Según los datos de la investigación, D. Kriaučiūnas, quien ha estado cumpliendo una pena privativa de libertad desde 2004, regresó a su cámara, atacó al oficial que estaba a su lado y le colocó el cinturón de la computadora alrededor del cuello.

Un especialista de la División de Gestión de Seguridad del Centro de Control de Šiauliai fue apuñalado en el cuello con una herramienta afilada hecha a sí misma, con la cual el convicto amenazó con herir y matar al oficial.

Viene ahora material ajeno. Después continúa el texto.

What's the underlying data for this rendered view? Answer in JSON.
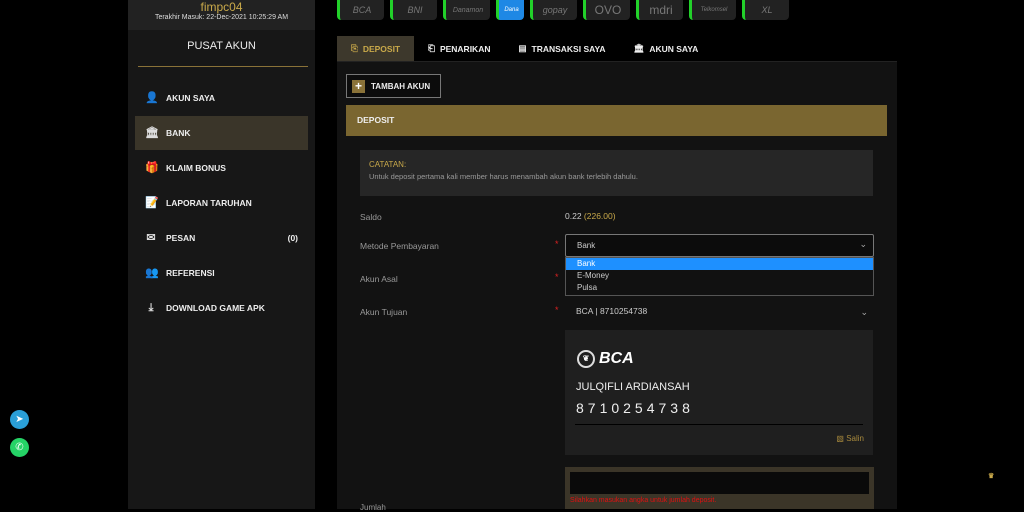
{
  "user": {
    "name": "fimpc04",
    "last_login": "Terakhir Masuk: 22-Dec-2021 10:25:29 AM"
  },
  "sidebar": {
    "title": "PUSAT AKUN",
    "items": [
      {
        "label": "AKUN SAYA",
        "icon": "user-icon"
      },
      {
        "label": "BANK",
        "icon": "bank-icon"
      },
      {
        "label": "KLAIM BONUS",
        "icon": "gift-icon"
      },
      {
        "label": "LAPORAN TARUHAN",
        "icon": "report-icon"
      },
      {
        "label": "PESAN",
        "icon": "mail-icon",
        "count": "(0)"
      },
      {
        "label": "REFERENSI",
        "icon": "users-icon"
      },
      {
        "label": "DOWNLOAD GAME APK",
        "icon": "download-icon"
      }
    ]
  },
  "banks": [
    "BCA",
    "BNI",
    "Danamon",
    "Dana",
    "gopay",
    "OVO",
    "mdri",
    "Telkomsel",
    "XL"
  ],
  "tabs": [
    {
      "label": "DEPOSIT"
    },
    {
      "label": "PENARIKAN"
    },
    {
      "label": "TRANSAKSI SAYA"
    },
    {
      "label": "AKUN SAYA"
    }
  ],
  "tambah_akun": "TAMBAH AKUN",
  "section_title": "DEPOSIT",
  "note": {
    "title": "CATATAN:",
    "body": "Untuk deposit pertama kali member harus menambah akun bank terlebih dahulu."
  },
  "form": {
    "saldo_label": "Saldo",
    "saldo_value": "0.22",
    "saldo_sub": "(226.00)",
    "metode_label": "Metode Pembayaran",
    "metode_value": "Bank",
    "metode_options": [
      "Bank",
      "E-Money",
      "Pulsa"
    ],
    "akun_asal_label": "Akun Asal",
    "akun_tujuan_label": "Akun Tujuan",
    "akun_tujuan_value": "BCA | 8710254738",
    "jumlah_label": "Jumlah",
    "jumlah_error": "Silahkan masukan angka untuk jumlah deposit.",
    "required": "*"
  },
  "card": {
    "bank": "BCA",
    "holder": "JULQIFLI ARDIANSAH",
    "number": "8710254738",
    "copy": "Salin"
  },
  "colors": {
    "accent": "#c9a94a",
    "active_green": "#22d12a",
    "error": "#e01010"
  }
}
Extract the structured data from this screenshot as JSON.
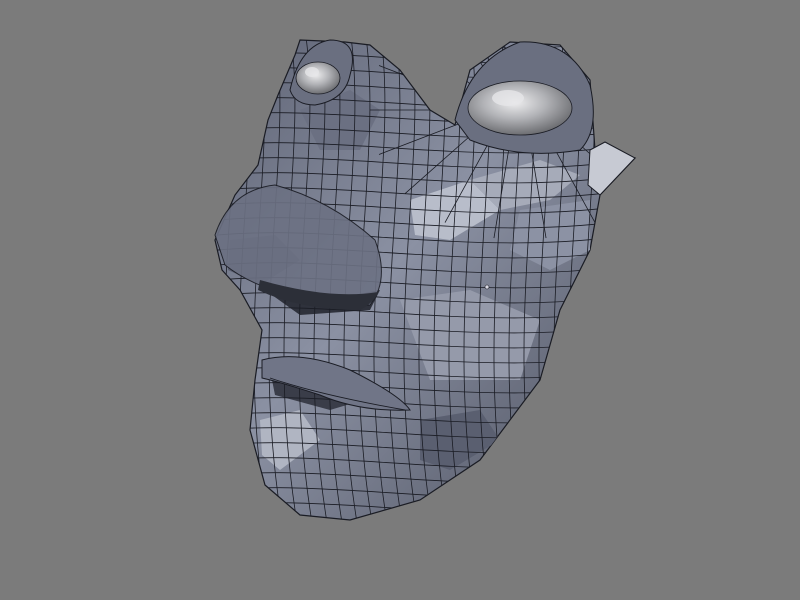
{
  "viewport": {
    "background_color": "#7b7b7b",
    "content": "3d-wireframe-head-mesh"
  },
  "mesh": {
    "face_color": "#7f8596",
    "shadow_color": "#3d404d",
    "highlight_color": "#c3c7d3",
    "wire_color": "#1a1c24",
    "eye_color": "#a8a9ad",
    "eye_highlight_color": "#e6e6e8"
  },
  "cursor": {
    "icon": "3d-cursor-icon"
  }
}
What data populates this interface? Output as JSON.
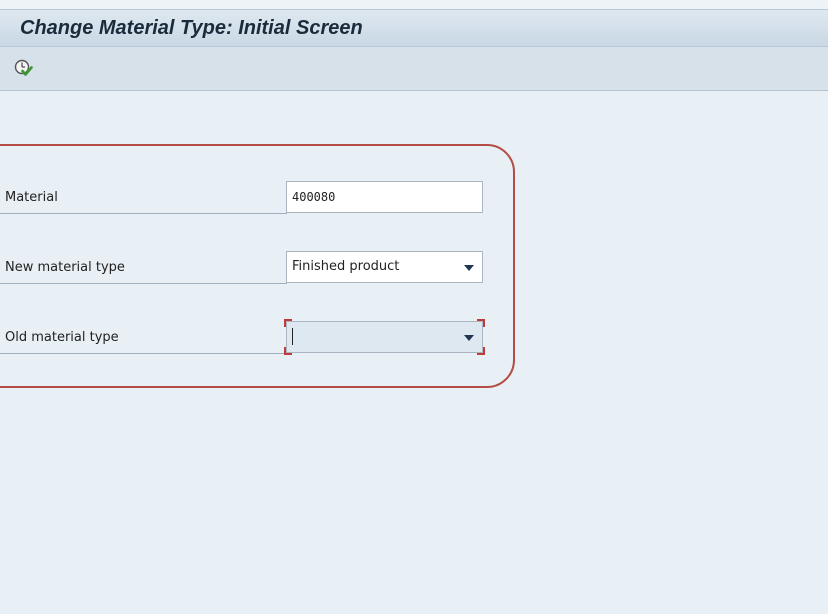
{
  "window": {
    "title": "Change Material Type: Initial Screen"
  },
  "toolbar": {
    "execute_icon": "execute-clock-check-icon"
  },
  "form": {
    "material": {
      "label": "Material",
      "value": "400080"
    },
    "new_material_type": {
      "label": "New material type",
      "value": "Finished product"
    },
    "old_material_type": {
      "label": "Old material type",
      "value": ""
    }
  },
  "colors": {
    "highlight": "#b34d45",
    "focus_corners": "#c23a3a"
  }
}
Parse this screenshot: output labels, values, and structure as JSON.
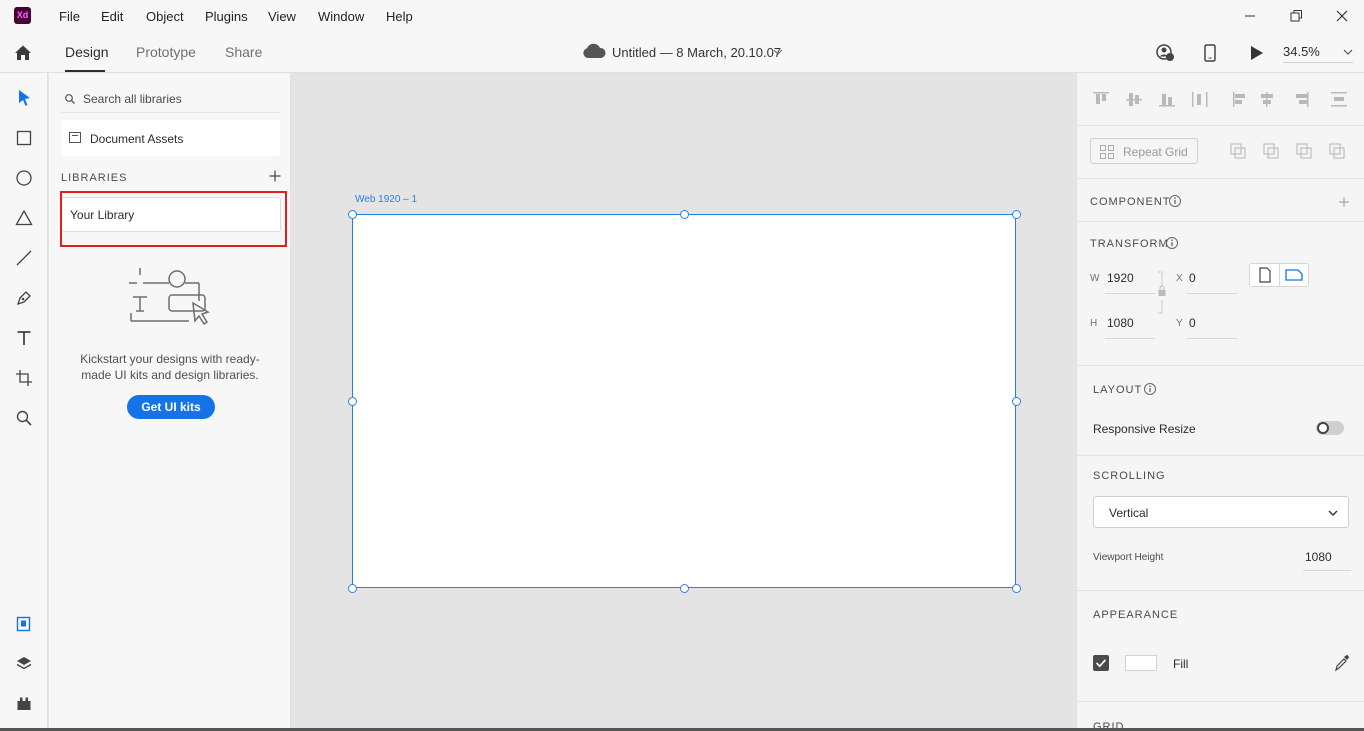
{
  "app": {
    "logo": "Xd"
  },
  "menu": [
    "File",
    "Edit",
    "Object",
    "Plugins",
    "View",
    "Window",
    "Help"
  ],
  "tabs": [
    "Design",
    "Prototype",
    "Share"
  ],
  "document": {
    "title": "Untitled — 8 March, 20.10.07"
  },
  "zoom": "34.5%",
  "libraries": {
    "search_placeholder": "Search all libraries",
    "document_assets": "Document Assets",
    "heading": "LIBRARIES",
    "library_name": "Your Library",
    "kickstart_text": "Kickstart your designs with ready-made UI kits and design libraries.",
    "get_button": "Get UI kits"
  },
  "artboard": {
    "label": "Web 1920 – 1"
  },
  "properties": {
    "repeat_grid": "Repeat Grid",
    "component_heading": "COMPONENT",
    "transform_heading": "TRANSFORM",
    "w_label": "W",
    "w_value": "1920",
    "h_label": "H",
    "h_value": "1080",
    "x_label": "X",
    "x_value": "0",
    "y_label": "Y",
    "y_value": "0",
    "layout_heading": "LAYOUT",
    "responsive_resize": "Responsive Resize",
    "scrolling_heading": "SCROLLING",
    "scrolling_value": "Vertical",
    "viewport_label": "Viewport Height",
    "viewport_value": "1080",
    "appearance_heading": "APPEARANCE",
    "fill_label": "Fill",
    "grid_heading": "GRID"
  },
  "colors": {
    "accent": "#1473e6",
    "selection": "#2680eb",
    "highlight": "#e02020"
  }
}
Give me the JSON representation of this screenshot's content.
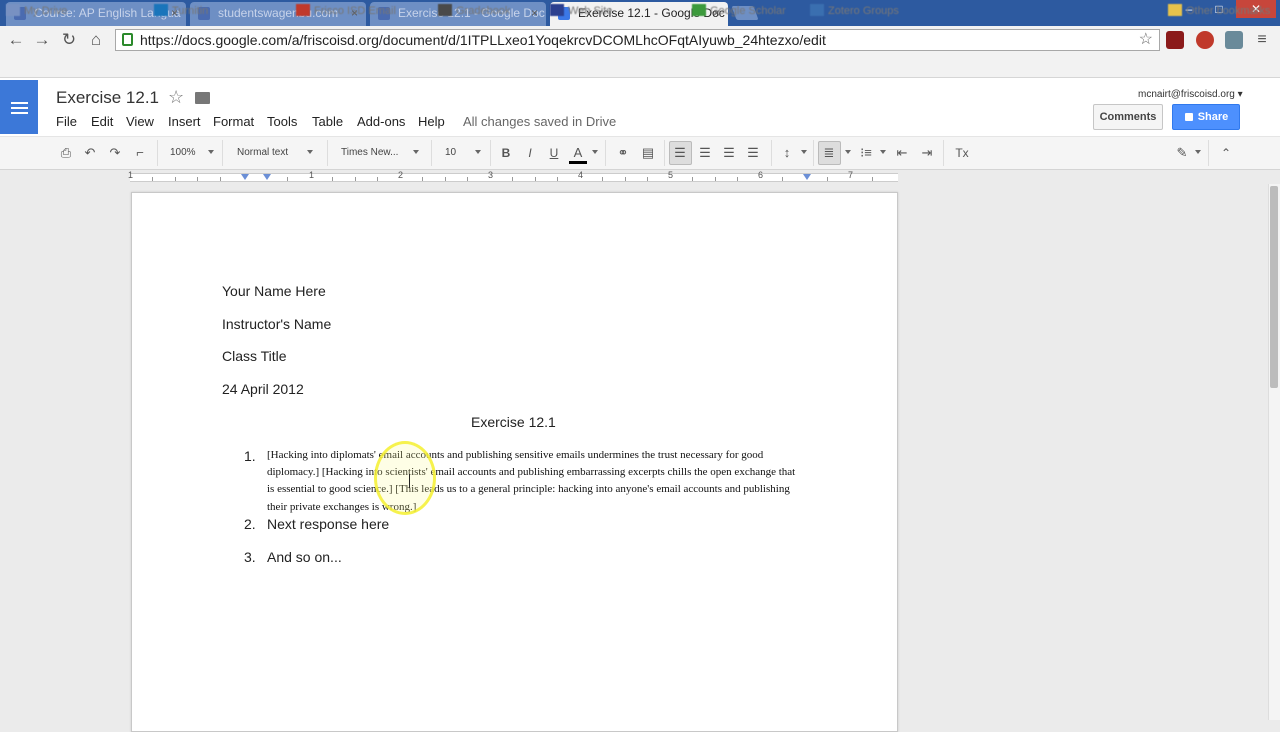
{
  "browser": {
    "tabs": [
      {
        "title": "Course: AP English Langua",
        "active": false
      },
      {
        "title": "studentswagenbu.com",
        "active": false
      },
      {
        "title": "Exercise 12.1 - Google Doc",
        "active": false
      },
      {
        "title": "Exercise 12.1 - Google Doc",
        "active": true
      }
    ],
    "tab_close": "×",
    "url": "https://docs.google.com/a/friscoisd.org/document/d/1ITPLLxeo1YoqekrcvDCOMLhcOFqtAIyuwb_24htezxo/edit",
    "bookmarks": [
      "My Drive",
      "Turnitin",
      "Frisco ISD Email",
      "Gradebook",
      "Web Site",
      "Google Scholar",
      "Zotero Groups",
      "Other bookmarks"
    ],
    "window_controls": {
      "minimize": "–",
      "maximize": "□",
      "close": "✕"
    }
  },
  "docs": {
    "title": "Exercise 12.1",
    "menu": [
      "File",
      "Edit",
      "View",
      "Insert",
      "Format",
      "Tools",
      "Table",
      "Add-ons",
      "Help"
    ],
    "saved_status": "All changes saved in Drive",
    "account": "mcnairt@friscoisd.org",
    "comments_label": "Comments",
    "share_label": "Share",
    "toolbar": {
      "zoom": "100%",
      "style": "Normal text",
      "font": "Times New...",
      "size": "10",
      "bold": "B",
      "italic": "I",
      "underline": "U",
      "text_color": "A",
      "clear_formatting": "Tx"
    },
    "ruler_numbers": [
      "1",
      "1",
      "2",
      "3",
      "4",
      "5",
      "6",
      "7"
    ]
  },
  "document": {
    "header_lines": [
      "Your Name Here",
      "Instructor's Name",
      "Class Title",
      "24 April 2012"
    ],
    "heading": "Exercise 12.1",
    "list": [
      {
        "number": "1.",
        "text": "[Hacking into diplomats' email accounts and publishing sensitive emails undermines the trust necessary for good diplomacy.] [Hacking into scientists' email accounts and publishing embarrassing excerpts chills the open exchange that is essential to good science.] [This leads us to a general principle: hacking into anyone's email accounts and publishing their private exchanges is wrong.]"
      },
      {
        "number": "2.",
        "text": "Next response here"
      },
      {
        "number": "3.",
        "text": "And so on..."
      }
    ]
  },
  "colors": {
    "tabbar": "#2d5aa0",
    "docs_blue": "#3c78d8",
    "share_blue": "#4d90fe",
    "cursor_highlight": "#f5f032"
  },
  "icons": [
    "back-icon",
    "forward-icon",
    "reload-icon",
    "home-icon",
    "lock-icon",
    "bookmark-star-icon",
    "docs-logo-icon",
    "star-icon",
    "folder-icon",
    "print-icon",
    "undo-icon",
    "redo-icon",
    "paint-format-icon",
    "link-icon",
    "comment-icon",
    "align-left-icon",
    "align-center-icon",
    "align-right-icon",
    "justify-icon",
    "line-spacing-icon",
    "numbered-list-icon",
    "bulleted-list-icon",
    "decrease-indent-icon",
    "increase-indent-icon",
    "pencil-icon",
    "collapse-icon"
  ]
}
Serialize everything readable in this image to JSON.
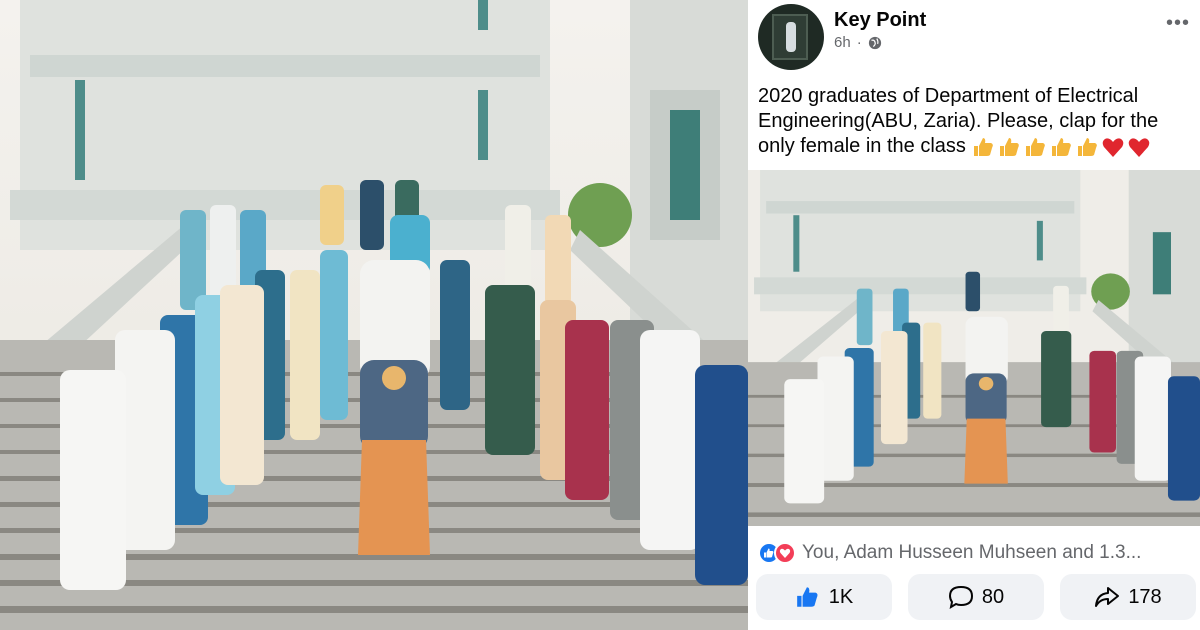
{
  "post": {
    "page_name": "Key Point",
    "time": "6h",
    "separator": "·",
    "more": "•••",
    "text": "2020 graduates of Department of Electrical Engineering(ABU, Zaria). Please, clap for the only female in the class",
    "emoji": [
      "thumbs-up",
      "thumbs-up",
      "thumbs-up",
      "thumbs-up",
      "thumbs-up",
      "red-heart",
      "red-heart"
    ],
    "reactions_text": "You, Adam Husseen Muhseen and 1.3...",
    "like_count": "1K",
    "comment_count": "80",
    "share_count": "178"
  },
  "colors": {
    "facebook_blue": "#1877f2",
    "love_red": "#f33e58",
    "button_bg": "#f0f2f5",
    "meta_gray": "#65676b"
  }
}
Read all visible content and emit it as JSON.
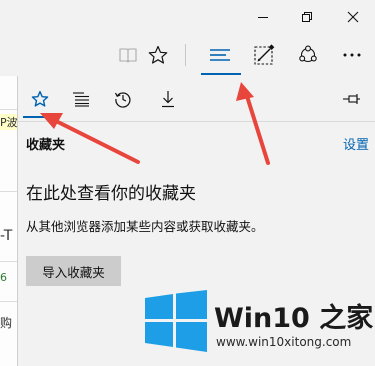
{
  "hub": {
    "tabs": [
      {
        "icon": "star-icon",
        "selected": true
      },
      {
        "icon": "reading-list-icon",
        "selected": false
      },
      {
        "icon": "history-icon",
        "selected": false
      },
      {
        "icon": "download-icon",
        "selected": false
      }
    ],
    "section_title": "收藏夹",
    "settings_link": "设置",
    "empty_heading": "在此处查看你的收藏夹",
    "empty_description": "从其他浏览器添加某些内容或获取收藏夹。",
    "import_button": "导入收藏夹"
  },
  "background_page": {
    "fragments": [
      "P波",
      "-T",
      "6",
      "购"
    ]
  },
  "watermark": {
    "brand": "Win10 之家",
    "url": "www.win10xitong.com"
  },
  "colors": {
    "accent": "#0063b1",
    "annotation": "#e8463c",
    "watermark_blue": "#1e9ee6"
  }
}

D. Kriaučiūnas exigió que otros oficiales del centro de detención de Šiauliai no se acerquen, abran las puertas que separan las instalaciones de detención y lo liberen de la prisión.

Después de secuestrar al oficial como rehén, D. Kriaučiūnas la condujo a la salida: se mudaron juntas de las instalaciones del cuerpo del régimen al territorio del patio del régimen. Al llegar a la puerta de entrada del Pase de Control, y luego a las puertas principales del centro de detención preventiva, el prisionero exigió que se abrieran e hirieron al oficial en el cuello del oficial con su propia herramienta varias veces.

Cuando se abrió la puerta, el secuestrador salió de la prisión, llevó al oficial al otro lado de la calle y luego escapó y huyó.

El prisionero pronto fue detenido por funcionarios. Según el acusado, está detenido ilegalmente, su libertad está restringida, por lo que intentó escapar.

Actualmente, el convicto está cumpliendo una pena privativa de libertad en la colonia abierta de la Instalación Correccional de Pravieniškės.

La causa penal ha sido transferida al Tribunal Regional de Šiauliai, informa la fiscalía.

15 minutos escribió antes que D. Kriaučiūnas se encontró tras las rejas en 2003 por el asesinato de una pareja de chicas de 18 años.

Curiosamente, solo había pasado un mes desde que el chico cumplió 18 años en el momento del crimen. Los menores enfrentaban la pena máxima de 10 años de prisión por asesinato.

Según los datos del caso, D. Kriaučiūnas, que visitó a una niña en un departamento en Šiauliai, estaba enojado porque supuestamente lo ridiculizaron.

Agarró la varilla de metal a la mano y golpeó a la niña en la cabeza. Al mismo tiempo, su ex novia corrió a correr, pero D. Kriaučiūnas la alcanzó y la rompió. Después de eso, mató a sus dos víctimas con un cuchillo, y a una niña todavía le cortaron el dedo.

Dovydas Kriaučiūnas

No huyó del lugar de ejecución de inmediato: cubrió los cuerpos de las víctimas y luego tomó sus teléfonos y joyas, que le dio a un amigo.

D. Kriaučiūnas, quien inicialmente admitió su culpabilidad debido a una ejecución incomprensible, cambió de opinión en la corte.

“Me responsabilicé porque los funcionarios me golpearon. Quería que la violencia terminara, no pensé que lo creería “, dijo Tomas Beržinskas, el reportero de la región de Šiauliai, de las palabras de D. Kriaučiūnas en 2004 desde la sala del tribunal.

El tipo fue rastreado cuando comenzó a usar el teléfono de su víctima. Más tarde afirmó que cuando llegó al apartamento ya había encontrado a las chicas muertas, por lo que decidió tomar sus pertenencias. Pero afirmó no ser un asesino.

Los medios informaron que su madre, un abogado experimentado, le ayudó a crear esta versión defensiva. Es cierto que estaba escrito que los científicos forenses escucharon cómo su madre le aconsejó a D. Kriaučiūnas cómo comunicarse con los funcionarios y qué decirles.

Trató de demostrar su inocencia ante el Tribunal Europeo de Derechos Humanos y ante las Naciones Unidas, pero no hizo nada.